Noël, moins qu'une
fête, un devoir de cœur
Dans cette parfumerie
huppée de la
commune de Pétion-Ville, en cette fin de matinée, on ne se croirait pas
à
seulement trois jours de Noël. Les acheteurs y sont peu nombreux. Ici,
une
jeune femme de vert vêtue, le visage soigneusement maquillé, adresse à
la
vendeuse une requête précise. « Il me faut un parfum léger, classique,
un
cadeau pour ma belle-mère », indique-t-elle.
Non loin d'elle, un homme affichant une barbe de deux jours ne parait
pas
satisfait du produit qui lui est offert. « N'y a-t-il pas quelque chose
de plus
beau, mais moins cher », demande-t-il un peu gêné. « Je suis en train
de
reconstruire ma maison effondrée lors du tremblement de terre du 12
janvier,
alors je ne peux pas trop dépenser pour les fêtes ».

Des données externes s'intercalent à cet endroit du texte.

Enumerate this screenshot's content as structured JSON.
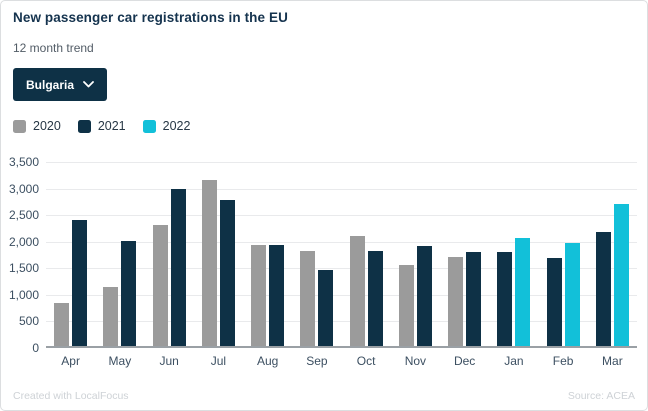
{
  "header": {
    "title": "New passenger car registrations in the EU",
    "subtitle": "12 month trend"
  },
  "filter": {
    "label": "Bulgaria",
    "icon": "chevron-down"
  },
  "chart_data": {
    "type": "bar",
    "title": "New passenger car registrations in the EU",
    "subtitle": "12 month trend",
    "categories": [
      "Apr",
      "May",
      "Jun",
      "Jul",
      "Aug",
      "Sep",
      "Oct",
      "Nov",
      "Dec",
      "Jan",
      "Feb",
      "Mar"
    ],
    "series": [
      {
        "name": "2020",
        "color": "#9b9b9b",
        "values": [
          820,
          1120,
          2300,
          3150,
          1930,
          1810,
          2100,
          1540,
          1700,
          null,
          null,
          null
        ]
      },
      {
        "name": "2021",
        "color": "#0e3146",
        "values": [
          2400,
          1990,
          2980,
          2780,
          1920,
          1440,
          1810,
          1910,
          1790,
          1780,
          1670,
          2160
        ]
      },
      {
        "name": "2022",
        "color": "#12c0d9",
        "values": [
          null,
          null,
          null,
          null,
          null,
          null,
          null,
          null,
          null,
          2050,
          1960,
          2710
        ]
      }
    ],
    "xlabel": "",
    "ylabel": "",
    "ylim": [
      0,
      3500
    ],
    "yticks": [
      0,
      500,
      1000,
      1500,
      2000,
      2500,
      3000,
      3500
    ],
    "ytick_labels": [
      "0",
      "500",
      "1,000",
      "1,500",
      "2,000",
      "2,500",
      "3,000",
      "3,500"
    ],
    "grid": true,
    "legend_position": "top-left",
    "colors": {
      "gridline": "#e9eaec",
      "axis_line": "#9aa0a5",
      "tick_text": "#3c4f61"
    }
  },
  "footer": {
    "left": "Created with LocalFocus",
    "right": "Source: ACEA"
  }
}
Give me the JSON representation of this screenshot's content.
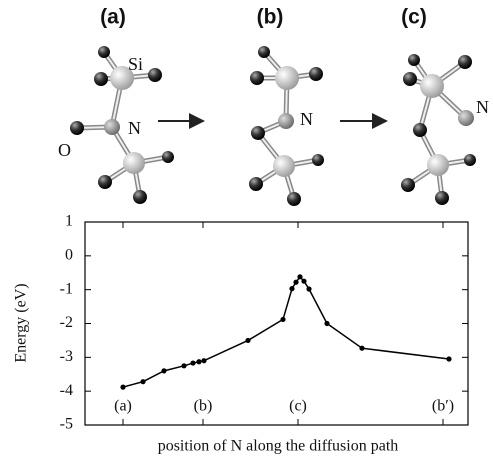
{
  "diagram": {
    "panel_labels": [
      "(a)",
      "(b)",
      "(c)"
    ],
    "atom_labels": [
      "Si",
      "N",
      "O",
      "N",
      "N"
    ]
  },
  "chart_data": {
    "type": "line",
    "x_label": "position of N along the diffusion path",
    "y_label": "Energy (eV)",
    "x": [
      38,
      58,
      79,
      99,
      108,
      114,
      119,
      163,
      198,
      207,
      211,
      215,
      219,
      224,
      242,
      277,
      364
    ],
    "values": [
      -3.88,
      -3.72,
      -3.4,
      -3.25,
      -3.17,
      -3.13,
      -3.1,
      -2.5,
      -1.88,
      -0.97,
      -0.78,
      -0.62,
      -0.75,
      -0.98,
      -2.0,
      -2.73,
      -3.05
    ],
    "color": "#000000",
    "xlim": [
      0,
      383
    ],
    "xticks": [
      {
        "value": 38,
        "label": "(a)"
      },
      {
        "value": 118,
        "label": "(b)"
      },
      {
        "value": 213,
        "label": "(c)"
      },
      {
        "value": 358,
        "label": "(b′)"
      }
    ],
    "ylim": [
      -5,
      1
    ],
    "yticks": [
      -5,
      -4,
      -3,
      -2,
      -1,
      0,
      1
    ],
    "grid": false
  }
}
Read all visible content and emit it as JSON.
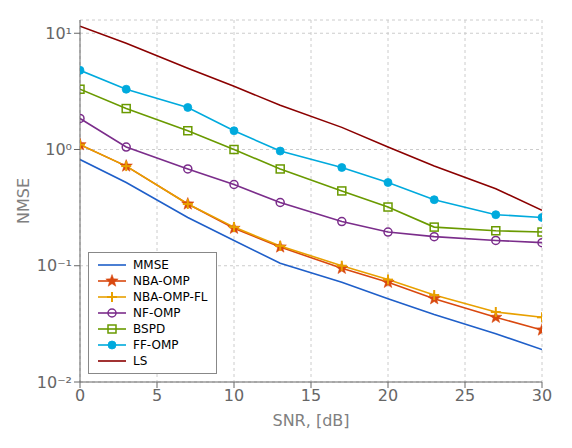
{
  "chart_data": {
    "type": "line",
    "log": "y",
    "xlabel": "SNR, [dB]",
    "ylabel": "NMSE",
    "x": [
      0,
      3,
      7,
      10,
      13,
      17,
      20,
      23,
      27,
      30
    ],
    "series": [
      {
        "name": "MMSE",
        "color": "#1f5fc9",
        "marker": "none",
        "values": [
          0.82,
          0.52,
          0.26,
          0.165,
          0.105,
          0.072,
          0.052,
          0.038,
          0.026,
          0.019
        ]
      },
      {
        "name": "NBA-OMP",
        "color": "#d9480f",
        "marker": "star",
        "values": [
          1.1,
          0.72,
          0.34,
          0.21,
          0.145,
          0.095,
          0.072,
          0.052,
          0.036,
          0.028
        ]
      },
      {
        "name": "NBA-OMP-FL",
        "color": "#e8a000",
        "marker": "plus",
        "values": [
          1.1,
          0.72,
          0.34,
          0.215,
          0.148,
          0.1,
          0.076,
          0.056,
          0.04,
          0.036
        ]
      },
      {
        "name": "NF-OMP",
        "color": "#7b2d8b",
        "marker": "circle-open",
        "values": [
          1.85,
          1.05,
          0.68,
          0.5,
          0.35,
          0.24,
          0.195,
          0.178,
          0.165,
          0.158
        ]
      },
      {
        "name": "BSPD",
        "color": "#6a9a00",
        "marker": "square-open",
        "values": [
          3.3,
          2.25,
          1.45,
          1.0,
          0.68,
          0.44,
          0.32,
          0.215,
          0.2,
          0.195
        ]
      },
      {
        "name": "FF-OMP",
        "color": "#00aadd",
        "marker": "circle",
        "values": [
          4.8,
          3.3,
          2.3,
          1.45,
          0.97,
          0.7,
          0.52,
          0.37,
          0.275,
          0.26
        ]
      },
      {
        "name": "LS",
        "color": "#8b0000",
        "marker": "none",
        "values": [
          11.5,
          8.2,
          5.0,
          3.5,
          2.4,
          1.55,
          1.05,
          0.72,
          0.46,
          0.3
        ]
      }
    ],
    "xlim": [
      0,
      30
    ],
    "xticks": [
      0,
      5,
      10,
      15,
      20,
      25,
      30
    ],
    "ylim": [
      0.01,
      13.0
    ],
    "yticks": [
      {
        "value": 0.01,
        "label": "10⁻²"
      },
      {
        "value": 0.1,
        "label": "10⁻¹"
      },
      {
        "value": 1,
        "label": "10⁰"
      },
      {
        "value": 10,
        "label": "10¹"
      }
    ],
    "grid": true,
    "legend": "lower left"
  }
}
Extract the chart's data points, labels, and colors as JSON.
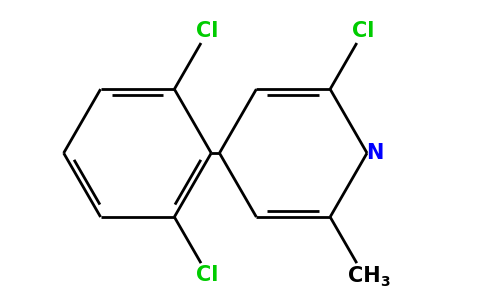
{
  "bg_color": "#ffffff",
  "bond_color": "#000000",
  "cl_color": "#00cc00",
  "n_color": "#0000ff",
  "line_width": 2.0,
  "font_size_atom": 15,
  "font_size_sub": 10,
  "xlim": [
    0.3,
    4.8
  ],
  "ylim": [
    0.2,
    3.1
  ]
}
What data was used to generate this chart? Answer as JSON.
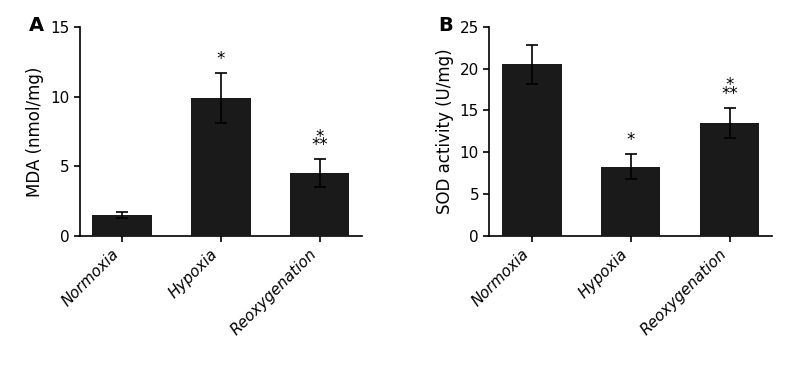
{
  "panel_A": {
    "label": "A",
    "categories": [
      "Normoxia",
      "Hypoxia",
      "Reoxygenation"
    ],
    "values": [
      1.5,
      9.9,
      4.5
    ],
    "errors": [
      0.2,
      1.8,
      1.0
    ],
    "ylabel": "MDA (nmol/mg)",
    "ylim": [
      0,
      15
    ],
    "yticks": [
      0,
      5,
      10,
      15
    ],
    "star1": [
      false,
      true,
      true
    ],
    "star2": [
      false,
      false,
      true
    ]
  },
  "panel_B": {
    "label": "B",
    "categories": [
      "Normoxia",
      "Hypoxia",
      "Reoxygenation"
    ],
    "values": [
      20.5,
      8.3,
      13.5
    ],
    "errors": [
      2.3,
      1.5,
      1.8
    ],
    "ylabel": "SOD activity (U/mg)",
    "ylim": [
      0,
      25
    ],
    "yticks": [
      0,
      5,
      10,
      15,
      20,
      25
    ],
    "star1": [
      false,
      true,
      true
    ],
    "star2": [
      false,
      false,
      true
    ]
  },
  "bar_color": "#1a1a1a",
  "bar_width": 0.6,
  "capsize": 4,
  "tick_fontsize": 11,
  "label_fontsize": 12,
  "panel_label_fontsize": 14,
  "annotation_fontsize": 12
}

Le ton est donné : sobriété devra faire bon ménage avec Noël. Cette
année, pour
beaucoup d'Haïtiens aux prises avec les stigmates du tremblement de
terre, la
menace du choléra et le spectre des bouleversements politiques, le cœur
n'y est
pas. Pourtant, ceux qui le peuvent, ceux qui ne sont pas sous les
tentes, qui
ont encore un certain pouvoir d'achat et qui ne sont pas trop meurtris,
se font
pour devoir d'acheter le traditionnel cadeau de Noël pour un être cher,
un ami.
« J'ai perdu beaucoup de gens que j'aimais le 12 janvier et j'aurais
tant aimé
pouvoir leur faire plaisir de nouveau. Malgré ma peine, Noël reste le
temps du
partage», explique avec une certaine émotion l'élégante femme vêtue de
vert.
Même esprit, dans ce magasin de produits de luxe de Pétion-Ville. Ici,
tout est
mis à contribution pour que le client se sente vraiment imprégné de
l'esprit de
Noël. La décoration aux milles lumières, l'amabilité des hôtesses mais
aussi
les quelques petites gâteries gustatives offertes aux acheteurs.

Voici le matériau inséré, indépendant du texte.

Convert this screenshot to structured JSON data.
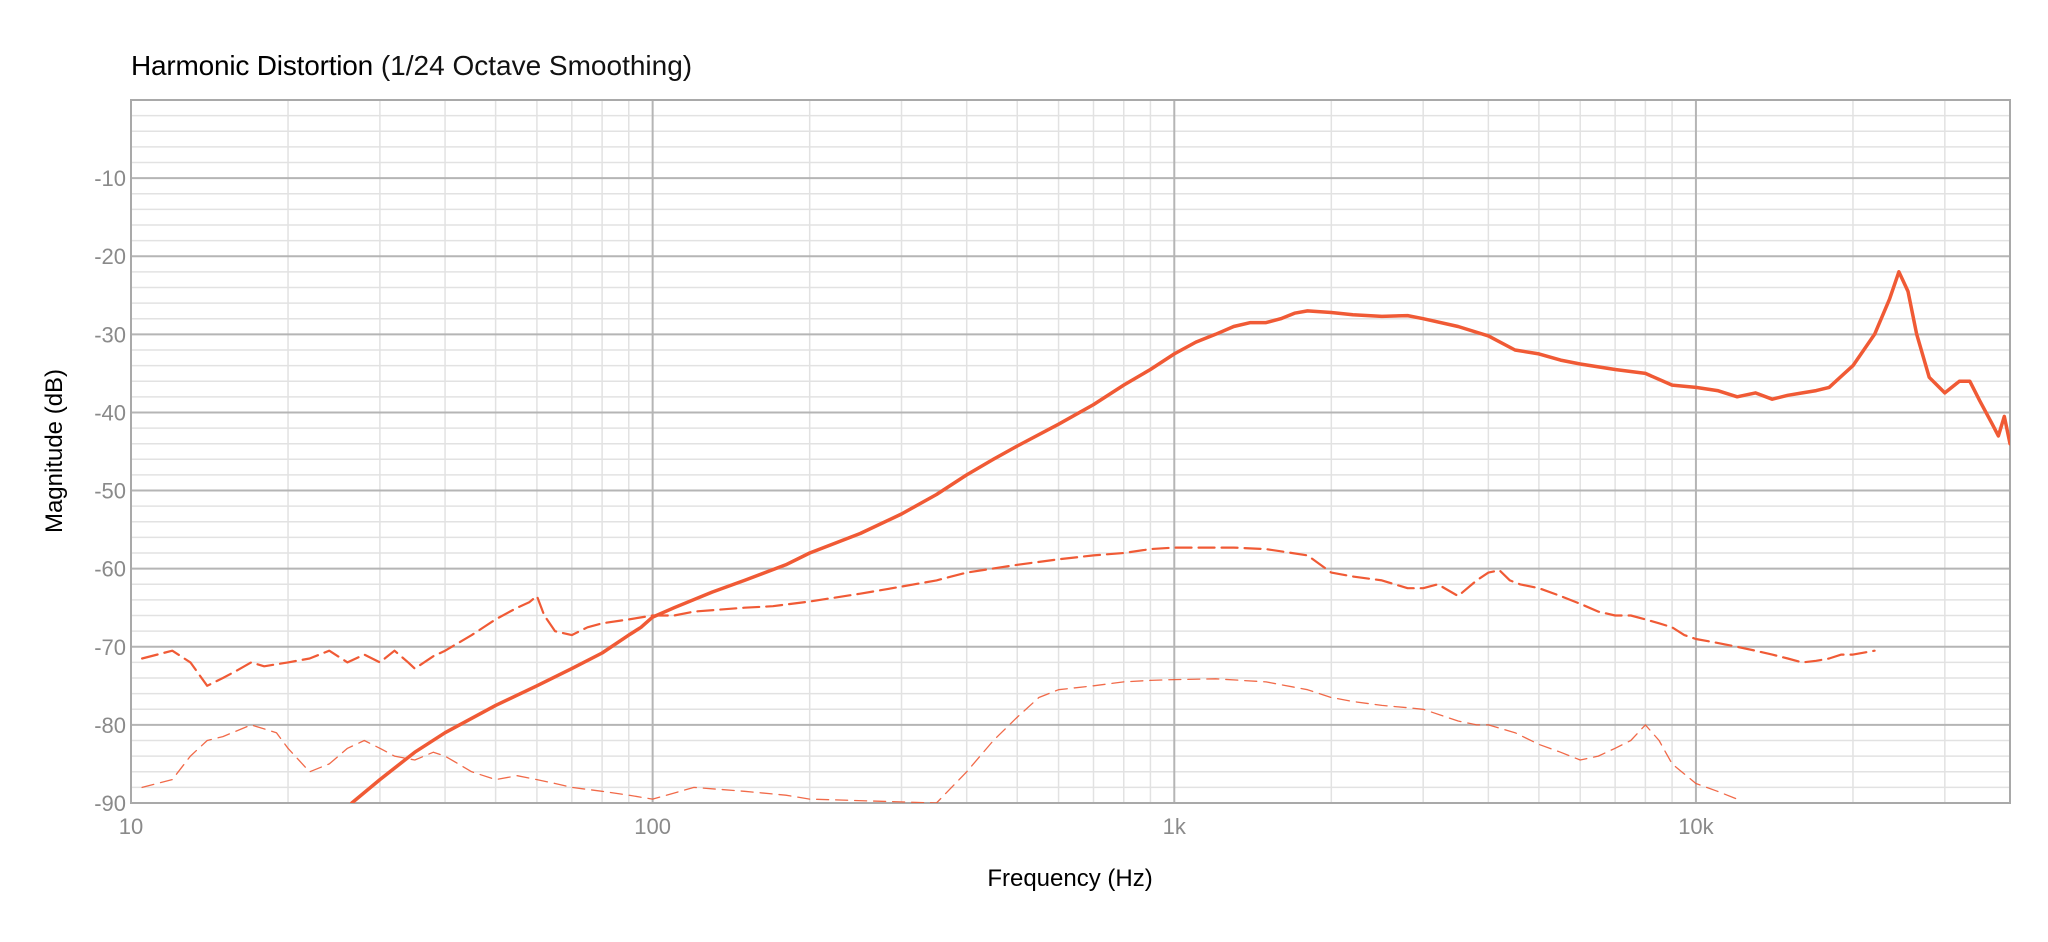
{
  "chart_data": {
    "type": "line",
    "title": "Harmonic Distortion",
    "subtitle": "(1/24 Octave Smoothing)",
    "xlabel": "Frequency (Hz)",
    "ylabel": "Magnitude (dB)",
    "xscale": "log",
    "xlim": [
      10,
      40000
    ],
    "ylim": [
      -90,
      0
    ],
    "grid": true,
    "legend": "none",
    "x_ticks": [
      {
        "value": 10,
        "label": "10"
      },
      {
        "value": 100,
        "label": "100"
      },
      {
        "value": 1000,
        "label": "1k"
      },
      {
        "value": 10000,
        "label": "10k"
      }
    ],
    "y_ticks": [
      {
        "value": -10,
        "label": "-10"
      },
      {
        "value": -20,
        "label": "-20"
      },
      {
        "value": -30,
        "label": "-30"
      },
      {
        "value": -40,
        "label": "-40"
      },
      {
        "value": -50,
        "label": "-50"
      },
      {
        "value": -60,
        "label": "-60"
      },
      {
        "value": -70,
        "label": "-70"
      },
      {
        "value": -80,
        "label": "-80"
      },
      {
        "value": -90,
        "label": "-90"
      }
    ],
    "colors": {
      "line": "#f05a35",
      "grid_major": "#b5b5b5",
      "grid_minor": "#e2e2e2",
      "frame": "#a9a9a9"
    },
    "series": [
      {
        "style": "solid",
        "points": [
          [
            26.5,
            -90
          ],
          [
            30,
            -87
          ],
          [
            35,
            -83.5
          ],
          [
            40,
            -81
          ],
          [
            50,
            -77.5
          ],
          [
            60,
            -75
          ],
          [
            70,
            -72.8
          ],
          [
            80,
            -70.8
          ],
          [
            90,
            -68.5
          ],
          [
            95,
            -67.5
          ],
          [
            100,
            -66.2
          ],
          [
            110,
            -65
          ],
          [
            130,
            -63
          ],
          [
            150,
            -61.5
          ],
          [
            180,
            -59.5
          ],
          [
            200,
            -58
          ],
          [
            250,
            -55.5
          ],
          [
            300,
            -53
          ],
          [
            350,
            -50.5
          ],
          [
            400,
            -48
          ],
          [
            450,
            -46
          ],
          [
            500,
            -44.3
          ],
          [
            600,
            -41.5
          ],
          [
            700,
            -39
          ],
          [
            800,
            -36.5
          ],
          [
            900,
            -34.5
          ],
          [
            1000,
            -32.5
          ],
          [
            1100,
            -31
          ],
          [
            1200,
            -30
          ],
          [
            1300,
            -29
          ],
          [
            1400,
            -28.5
          ],
          [
            1500,
            -28.5
          ],
          [
            1600,
            -28
          ],
          [
            1700,
            -27.3
          ],
          [
            1800,
            -27
          ],
          [
            2000,
            -27.2
          ],
          [
            2200,
            -27.5
          ],
          [
            2500,
            -27.7
          ],
          [
            2800,
            -27.6
          ],
          [
            3000,
            -28
          ],
          [
            3500,
            -29
          ],
          [
            4000,
            -30.2
          ],
          [
            4500,
            -32
          ],
          [
            5000,
            -32.5
          ],
          [
            5500,
            -33.3
          ],
          [
            6000,
            -33.8
          ],
          [
            7000,
            -34.5
          ],
          [
            8000,
            -35
          ],
          [
            9000,
            -36.5
          ],
          [
            10000,
            -36.8
          ],
          [
            11000,
            -37.2
          ],
          [
            12000,
            -38
          ],
          [
            13000,
            -37.5
          ],
          [
            14000,
            -38.3
          ],
          [
            15000,
            -37.8
          ],
          [
            16000,
            -37.5
          ],
          [
            17000,
            -37.2
          ],
          [
            18000,
            -36.8
          ],
          [
            20000,
            -34
          ],
          [
            22000,
            -30
          ],
          [
            23500,
            -25.5
          ],
          [
            24500,
            -22
          ],
          [
            25500,
            -24.5
          ],
          [
            26500,
            -30
          ],
          [
            28000,
            -35.5
          ],
          [
            30000,
            -37.5
          ],
          [
            32000,
            -36
          ],
          [
            33500,
            -36
          ],
          [
            35000,
            -38.5
          ],
          [
            37000,
            -41.5
          ],
          [
            38000,
            -43
          ],
          [
            39000,
            -40.5
          ],
          [
            40000,
            -44
          ]
        ]
      },
      {
        "style": "dashed",
        "points": [
          [
            10.5,
            -71.5
          ],
          [
            12,
            -70.5
          ],
          [
            13,
            -72
          ],
          [
            14,
            -75
          ],
          [
            15,
            -74
          ],
          [
            16,
            -73
          ],
          [
            17,
            -72
          ],
          [
            18,
            -72.5
          ],
          [
            20,
            -72
          ],
          [
            22,
            -71.5
          ],
          [
            24,
            -70.5
          ],
          [
            26,
            -72
          ],
          [
            28,
            -71
          ],
          [
            30,
            -72
          ],
          [
            32,
            -70.5
          ],
          [
            34,
            -72
          ],
          [
            35,
            -72.8
          ],
          [
            38,
            -71.2
          ],
          [
            40,
            -70.5
          ],
          [
            45,
            -68.5
          ],
          [
            50,
            -66.5
          ],
          [
            55,
            -65
          ],
          [
            58,
            -64.3
          ],
          [
            60,
            -63.5
          ],
          [
            62,
            -66
          ],
          [
            65,
            -68
          ],
          [
            70,
            -68.5
          ],
          [
            75,
            -67.5
          ],
          [
            80,
            -67
          ],
          [
            90,
            -66.5
          ],
          [
            100,
            -66
          ],
          [
            110,
            -66
          ],
          [
            120,
            -65.5
          ],
          [
            150,
            -65
          ],
          [
            170,
            -64.8
          ],
          [
            200,
            -64.2
          ],
          [
            250,
            -63.2
          ],
          [
            300,
            -62.3
          ],
          [
            350,
            -61.5
          ],
          [
            400,
            -60.5
          ],
          [
            500,
            -59.5
          ],
          [
            600,
            -58.8
          ],
          [
            700,
            -58.3
          ],
          [
            800,
            -58
          ],
          [
            900,
            -57.5
          ],
          [
            1000,
            -57.3
          ],
          [
            1100,
            -57.3
          ],
          [
            1300,
            -57.3
          ],
          [
            1500,
            -57.5
          ],
          [
            1800,
            -58.3
          ],
          [
            2000,
            -60.5
          ],
          [
            2200,
            -61
          ],
          [
            2500,
            -61.5
          ],
          [
            2800,
            -62.5
          ],
          [
            3000,
            -62.5
          ],
          [
            3200,
            -62
          ],
          [
            3500,
            -63.5
          ],
          [
            3800,
            -61.5
          ],
          [
            4000,
            -60.5
          ],
          [
            4200,
            -60.2
          ],
          [
            4400,
            -61.5
          ],
          [
            4600,
            -62
          ],
          [
            5000,
            -62.5
          ],
          [
            5500,
            -63.5
          ],
          [
            6000,
            -64.5
          ],
          [
            6500,
            -65.5
          ],
          [
            7000,
            -66
          ],
          [
            7500,
            -66
          ],
          [
            8000,
            -66.5
          ],
          [
            8500,
            -67
          ],
          [
            9000,
            -67.5
          ],
          [
            9500,
            -68.5
          ],
          [
            10000,
            -69
          ],
          [
            11000,
            -69.5
          ],
          [
            12000,
            -70
          ],
          [
            13000,
            -70.5
          ],
          [
            14000,
            -71
          ],
          [
            15000,
            -71.5
          ],
          [
            16000,
            -72
          ],
          [
            17000,
            -71.8
          ],
          [
            18000,
            -71.5
          ],
          [
            19000,
            -71
          ],
          [
            20000,
            -71
          ],
          [
            22000,
            -70.5
          ]
        ]
      },
      {
        "style": "dashed-thin",
        "points": [
          [
            10.5,
            -88
          ],
          [
            12,
            -87
          ],
          [
            13,
            -84
          ],
          [
            14,
            -82
          ],
          [
            15,
            -81.5
          ],
          [
            17,
            -80
          ],
          [
            19,
            -81
          ],
          [
            20,
            -83
          ],
          [
            22,
            -86
          ],
          [
            24,
            -85
          ],
          [
            26,
            -83
          ],
          [
            28,
            -82
          ],
          [
            30,
            -83
          ],
          [
            32,
            -84
          ],
          [
            35,
            -84.5
          ],
          [
            38,
            -83.5
          ],
          [
            40,
            -84
          ],
          [
            45,
            -86
          ],
          [
            50,
            -87
          ],
          [
            55,
            -86.5
          ],
          [
            60,
            -87
          ],
          [
            65,
            -87.5
          ],
          [
            70,
            -88
          ],
          [
            80,
            -88.5
          ],
          [
            90,
            -89
          ],
          [
            100,
            -89.5
          ],
          [
            120,
            -88
          ],
          [
            150,
            -88.5
          ],
          [
            180,
            -89
          ],
          [
            200,
            -89.5
          ],
          [
            350,
            -90
          ],
          [
            400,
            -86
          ],
          [
            450,
            -82
          ],
          [
            500,
            -79
          ],
          [
            550,
            -76.5
          ],
          [
            600,
            -75.5
          ],
          [
            700,
            -75
          ],
          [
            800,
            -74.5
          ],
          [
            900,
            -74.3
          ],
          [
            1000,
            -74.2
          ],
          [
            1200,
            -74.1
          ],
          [
            1500,
            -74.5
          ],
          [
            1800,
            -75.5
          ],
          [
            2000,
            -76.5
          ],
          [
            2200,
            -77
          ],
          [
            2500,
            -77.5
          ],
          [
            2800,
            -77.8
          ],
          [
            3000,
            -78
          ],
          [
            3500,
            -79.5
          ],
          [
            3800,
            -80
          ],
          [
            4000,
            -80
          ],
          [
            4500,
            -81
          ],
          [
            5000,
            -82.5
          ],
          [
            5500,
            -83.5
          ],
          [
            6000,
            -84.5
          ],
          [
            6500,
            -84
          ],
          [
            7000,
            -83
          ],
          [
            7500,
            -82
          ],
          [
            8000,
            -80
          ],
          [
            8500,
            -82
          ],
          [
            9000,
            -85
          ],
          [
            10000,
            -87.5
          ],
          [
            11000,
            -88.5
          ],
          [
            12000,
            -89.5
          ]
        ]
      }
    ]
  }
}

Les gens, sont plus nombreux, moins pressés. Ils prennent le temps de
se
saluer, s'embrasser. Les amis sont contents de se retrouver. Après
quelques
banalités d'usage, c'est le temps de passer aux choses sérieuses. On se
quitte
pour que chacun puisse finalement choisir le cadeau à emporter en
secret à la
maison.
« Noël c'est surtout ce que tu en fais quelles que soient les
circonstances »,
atteste un homme d'affaires venu acquérir un présent pour sa femme.

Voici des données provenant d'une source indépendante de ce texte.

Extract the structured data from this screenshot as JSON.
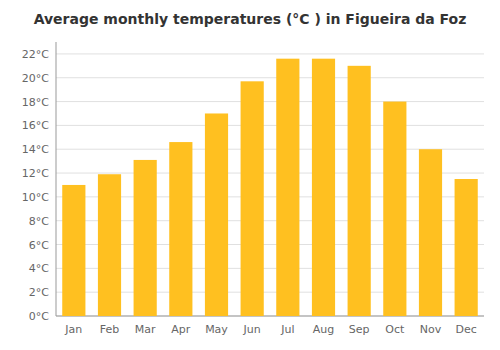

Outre les conjoints et conjointes, les papas et les mamans, une belle
part est
faite aux enfants. Dans cette boutique de vêtements et de cadeaux pour
tous
petits, les mamans, les amies, et les marraines font leurs emplettes.
Ce n'est
pas l'affluence, à peine sept clientes sont dans le magasin, mais c'est
sûr
qu'elles ne repartiront pas les mains vides, comme en témoignent les
quelques
paquets en train d'être emballés à l'arrière de la caisse.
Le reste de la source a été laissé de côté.